$YANGZIJIANG SHIPBLDG HLDGS LTD(BS6.SI)$
Howard Marks put it nicely when he said that, rather than worrying about share price volatility, 'The possibility of permanent loss is the risk I worry about... and every practical investor I know worries about.' When we think about how risky a company is, we always like to look at its use of debt, since debt overload can lead to ruin. We can see that Yangzijiang Shipbuilding (Holdings) Ltd. (SGX:BS6) does use debt in its business. But the more important question is: how much risk is that debt creating?
What Risk Does Debt Bring?
Debt assists a business until the business has trouble paying it off, either with new capital or with free cash flow.

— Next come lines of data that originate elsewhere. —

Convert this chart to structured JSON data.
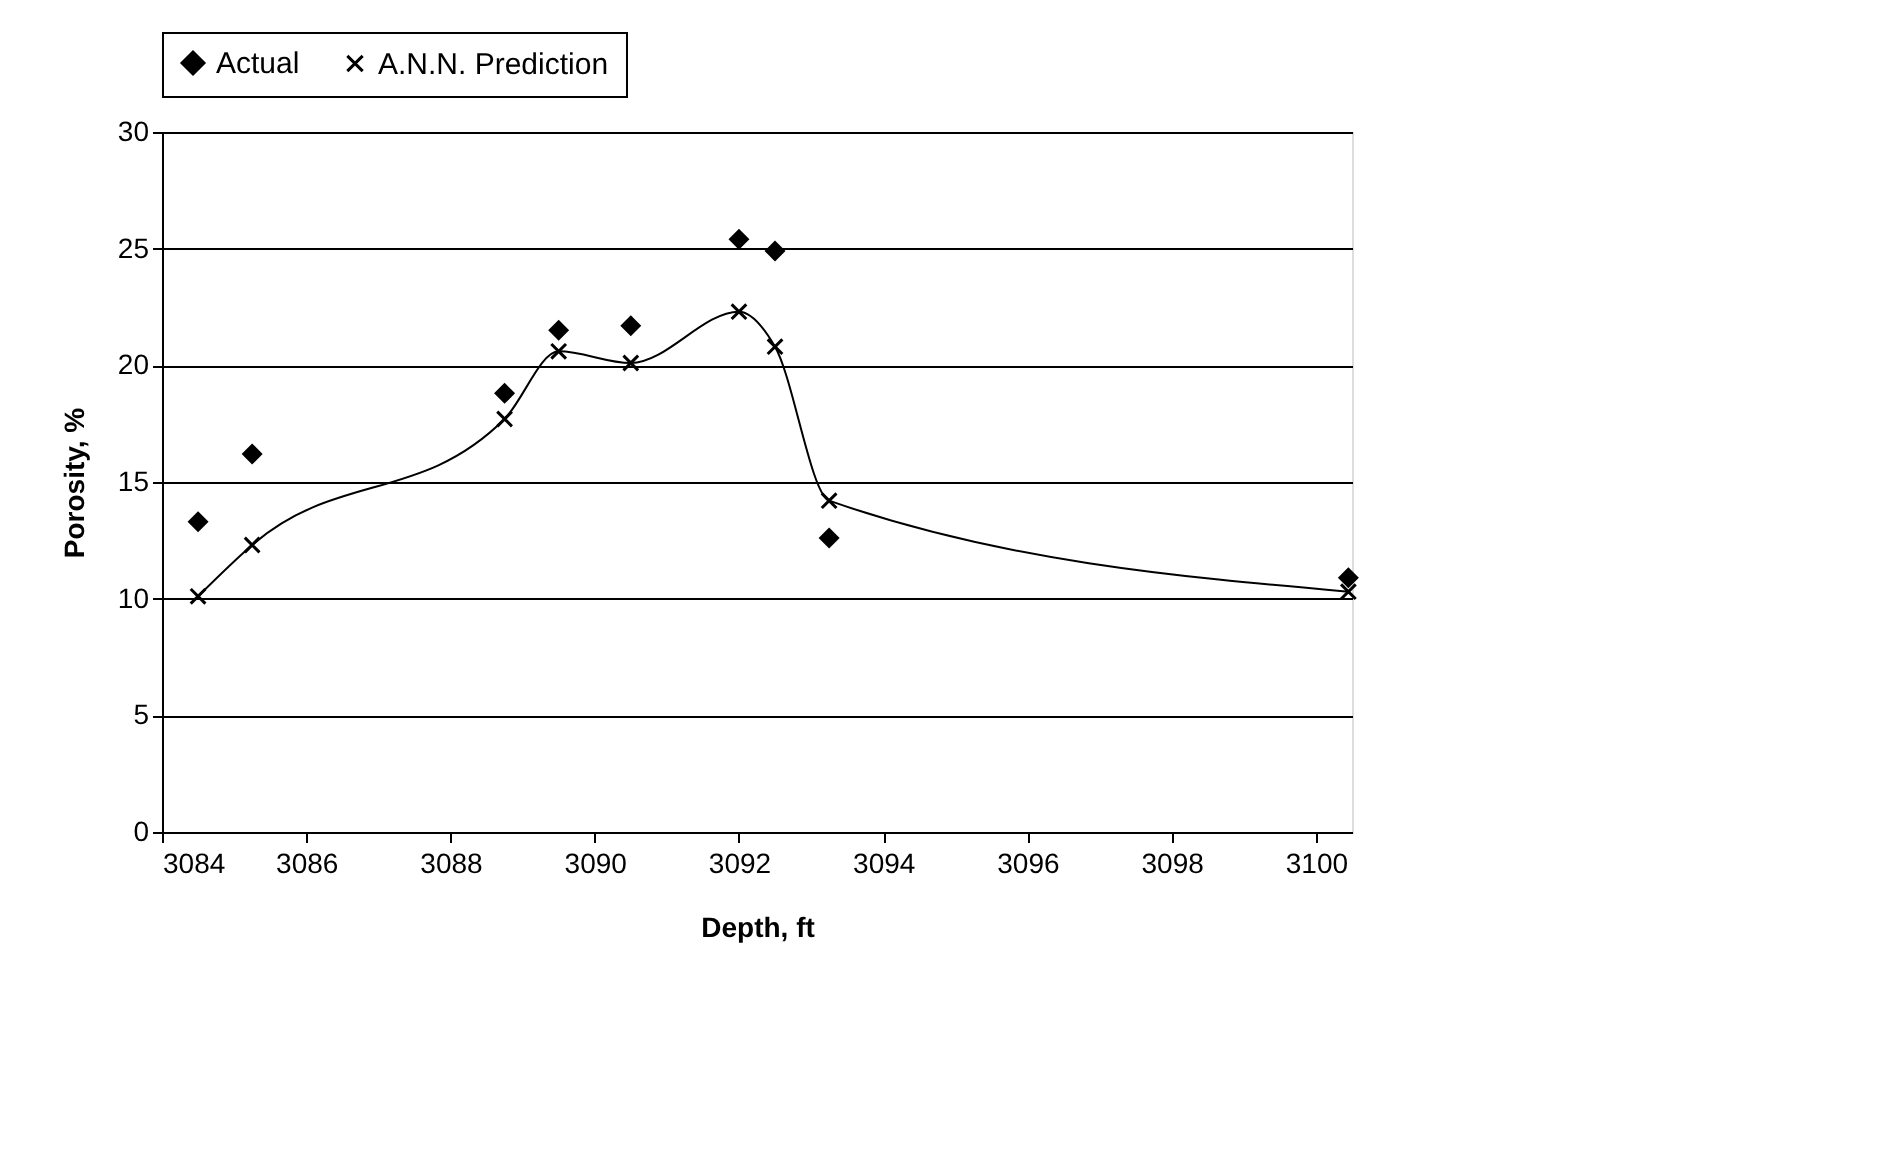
{
  "chart_data": {
    "type": "scatter",
    "xlabel": "Depth, ft",
    "ylabel": "Porosity, %",
    "x": [
      3084.5,
      3085.25,
      3088.75,
      3089.5,
      3090.5,
      3092,
      3092.5,
      3093.25,
      3100.45
    ],
    "series": [
      {
        "name": "Actual",
        "marker": "diamond",
        "color": "#000000",
        "values": [
          13.3,
          16.2,
          18.8,
          21.5,
          21.7,
          25.4,
          24.9,
          12.6,
          10.9
        ]
      },
      {
        "name": "A.N.N. Prediction",
        "type": "line",
        "marker": "cross",
        "line_style": "solid",
        "color": "#000000",
        "values": [
          10.1,
          12.3,
          17.7,
          20.6,
          20.1,
          22.3,
          20.8,
          14.2,
          10.3
        ]
      }
    ],
    "xlim": [
      3084,
      3100.5
    ],
    "xticks": [
      3084,
      3086,
      3088,
      3090,
      3092,
      3094,
      3096,
      3098,
      3100
    ],
    "ylim": [
      0,
      30
    ],
    "yticks": [
      0,
      5,
      10,
      15,
      20,
      25,
      30
    ],
    "grid": "y",
    "legend": "top"
  }
}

Ultimately, if the company can't fulfill its legal obligations to repay debt, shareholders could walk away with nothing. While that is not too common, we often do see indebted companies permanently diluting shareholders because lenders force them to raise capital at a distressed price. Of course, plenty of companies use debt to fund growth, without any negative consequences. The first step when considering a company's debt levels is to consider its cash and debt together.
How Much Debt Does Yangzijiang Shipbuilding (Holdings) Carry?

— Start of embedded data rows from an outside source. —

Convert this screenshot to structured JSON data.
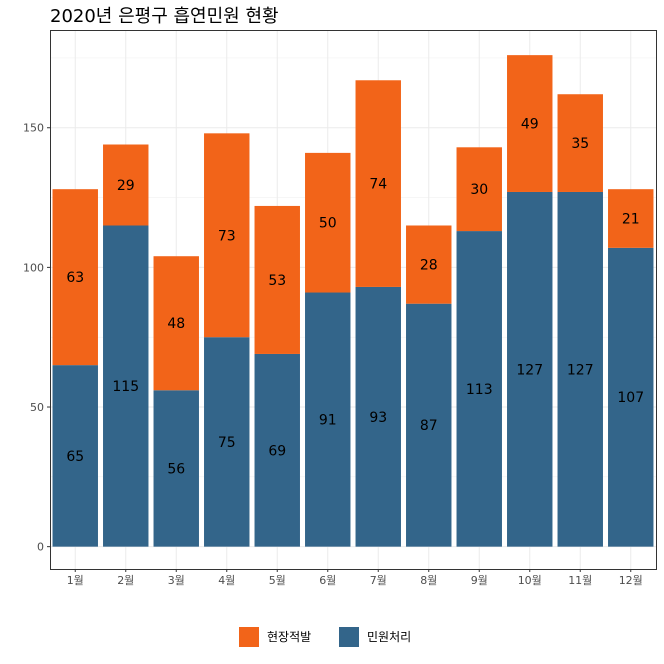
{
  "chart_data": {
    "type": "bar",
    "stacked": true,
    "title": "2020년 은평구 흡연민원 현황",
    "xlabel": "",
    "ylabel": "",
    "categories": [
      "1월",
      "2월",
      "3월",
      "4월",
      "5월",
      "6월",
      "7월",
      "8월",
      "9월",
      "10월",
      "11월",
      "12월"
    ],
    "series": [
      {
        "name": "민원처리",
        "color": "#33658a",
        "values": [
          65,
          115,
          56,
          75,
          69,
          91,
          93,
          87,
          113,
          127,
          127,
          107
        ]
      },
      {
        "name": "현장적발",
        "color": "#f26419",
        "values": [
          63,
          29,
          48,
          73,
          53,
          50,
          74,
          28,
          30,
          49,
          35,
          21
        ]
      }
    ],
    "ylim": [
      -8,
      185
    ],
    "yticks": [
      0,
      50,
      100,
      150
    ],
    "grid": true,
    "legend_position": "bottom",
    "legend_order": [
      "현장적발",
      "민원처리"
    ]
  }
}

As you can see below, at the end of December 2021, Yangzijiang Shipbuilding (Holdings) had CN¥4.46b of debt, up from CN¥4.24b a year ago. Click the image for more detail. But on the other hand it also has CN¥28.6b in cash, leading to a CN¥24.1b net cash position.
How Healthy Is Yangzijiang Shipbuilding (Holdings)'s Balance Sheet?
According to the last reported balance sheet, Yangzijiang Shipbuilding (Holdings) had liabilities of CN¥11.8b due within 12 months, and liabilities of CN¥3.75b due beyond 12 months. Offsetting these obligations, it had cash of CN¥28.6b as well as receivables valued at CN¥5.91b due within 12 months. So it can boast CN¥18.9b more liquid assets than total liabilities.
This excess liquidity is a great indication that Yangzijiang Shipbuilding (Holdings)'s balance sheet is almost as strong as Fort Knox. With this in mind one could posit that its balance sheet means the company is able to handle some adversity. Succinctly put, Yangzijiang Shipbuilding (Holdings) boasts net cash, so it's fair to say it does not have a heavy debt load!
But the bad news is that Yangzijiang Shipbuilding (Holdings) has seen its EBIT plunge 15% in the last twelve months. We think hat kind of performance, if repeated frequently, could well lead to difficulties for the stock. There's no doubt that we learn most about debt from the balance sheet. But it is future earnings, more than anything, that will determine Yangzijiang Shipbuilding (Holdings)'s ability to maintain a healthy balance sheet going forward.
Finally, a business needs free cash flow to pay off debt; accounting profits just don't cut it. While Yangzijiang Shipbuilding (Holdings) has net cash on its balance sheet, it's still worth taking a look at its ability to convert earnings before interest and tax (EBIT) to free cash flow, to help us understand how quickly it is building (or eroding) that cash balance. Over the last three years, Yangzijiang Shipbuilding (Holdings) recorded free cash flow worth a fulsome 82% of its EBIT, which is stronger than we'd usually expect. That puts it in a very strong position to pay down debt.
Summing up
While it is always sensible to investigate a company's debt, in this case Yangzijiang Shipbuilding (Holdings) has CN¥24.1b in net cash and a decent-looking balance sheet. And it impressed us with free cash flow of CN¥5.5b, being 82% of its EBIT. So is Yangzijiang Shipbuilding (Holdings)'s debt a risk? It doesn't seem so to us.